Plaintiffs Gagandeep Kaur, the truck driver’s widow, and their two sons are suing subcontractor Destination Anywhere and Granite Construction Co., according to the complaint filed Oct. 24 in Santa Cruz County Superior Court.
Granite Construction spokeswoman Jacque Fourchy said it is premature to comment on the details of the case.
“We take this allegation very seriously and are in the process of investigating the events surrounding this case,” Fourchy said.
Yadvinder Singh died when the dump truck, owned by Destination Anywhere of Tracy, had a worn front-right tire blow out on Highway 33 and rolled, crushing the driver, attorney Mark Boskovich wrote in the complaint. The truck was transporting materials from a Granite Construction facility in Tracy to a site in Patterson on Highway 33.
The lawsuit accuses Destination Anywhere of loading the truck 5,000 pounds more than its capacity while knowing it had worn tires, Boskovich wrote.

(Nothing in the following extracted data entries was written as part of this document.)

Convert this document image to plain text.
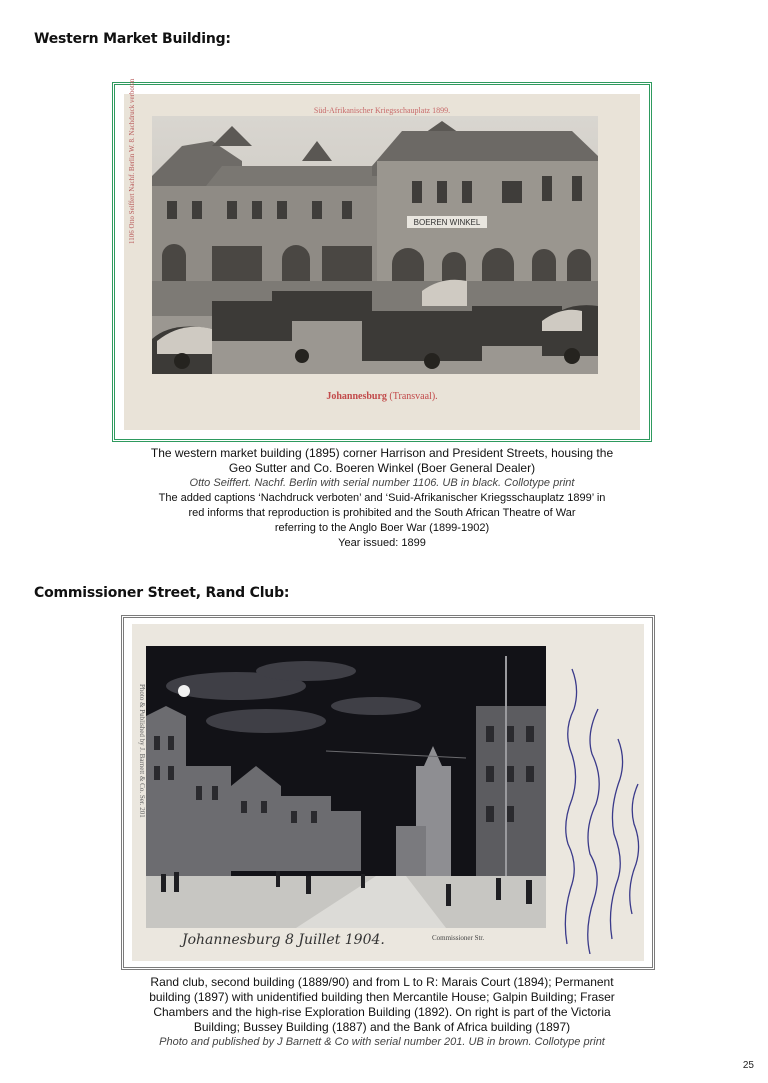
Western Market Building:
Süd-Afrikanischer Kriegsschauplatz 1899.
1106 Otto Seiffert Nachf. Berlin W. 8. Nachdruck verboten	BOEREN WINKEL
Johannesburg (Transvaal).
The western market building (1895) corner Harrison and President Streets, housing the
Geo Sutter and Co. Boeren Winkel (Boer General Dealer)
Otto Seiffert. Nachf. Berlin with serial number 1106. UB in black. Collotype print
The added captions ‘Nachdruck verboten’ and ‘Suid-Afrikanischer Kriegsschauplatz 1899’ in
red informs that reproduction is prohibited and the South African Theatre of War
referring to the Anglo Boer War (1899-1902)
Year issued: 1899
Commissioner Street, Rand Club:
Photo & Published by J. Barnett & Co. Ser. 201
Johannesburg 8 Juillet 1904.	Commissioner Str.
Rand club, second building (1889/90) and from L to R: Marais Court (1894); Permanent
building (1897) with unidentified building then Mercantile House; Galpin Building; Fraser
Chambers and the high-rise Exploration Building (1892). On right is part of the Victoria
Building; Bussey Building (1887) and the Bank of Africa building (1897)
Photo and published by J Barnett & Co with serial number 201. UB in brown. Collotype print
25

“They had a general problem with tires on their vehicles,” Boskovich told the Sentinel on Saturday. “With this truck, our driver had notified the boss about the tire issue.”
Boskovich said the supervisor was telling drivers not to go through California Highway Patrol weigh stations to avoid inspection.
The complaint cites federal trucking laws holding Granite Construction liable for the actions of Destination Anywhere.
Destination Anywhere had been cited by Highway Patrol seven times for serious tire violations, and on four of those occasions, its trucks immediately were pulled off the road by authorities, Boskovich said.
Motor carriers must ensure all vehicles and accessories are regularly inspected, maintained and lubricated to ensure they are safe, Boskovich wrote in the lawsuit.
“(The) defendants had their defective commercial vehicles operating but were instructing their drivers to avoid inspection at the CHP weigh/inspection facilities in violation of Vehicle Code 2813,” Boskovich wrote.
Boskovich said the lawsuit is another example of a small trucking company that is breaking the rules with severe consequences. He said large companies hire small firms to cut expenses. He said many small firms are not following the law.
“You can make pretty good money running a trucking business, especially if you cut costs in maintaining your trucks,” Boskovich told the Sentinel. “
The suit seeks an unspecified amount of damages for the driver’s loss of income, the loss of love and comfort, and it seeks injunctive relief — an order that would prohibit the trucking companies from violating the law again, Boskovich said.
The law firm of Corsiglia McMahon & Allard, where Boskovich works, settled a similar case against multiple trucking companies for $9.5 million in August. That case benefitted the Santa Cruz family of Daniel McGuire, who died when a big-rig slammed into his car in traffic July 10, 2014, on Highway 17 near Bear Creek Road.
A trucker hauling dirt was headed downhill and was unable to stop, causing a 10-vehicle collision that injured seven people and killed McGuire. McGuire was partially ejected from his vehicle, according to California Highway Patrol.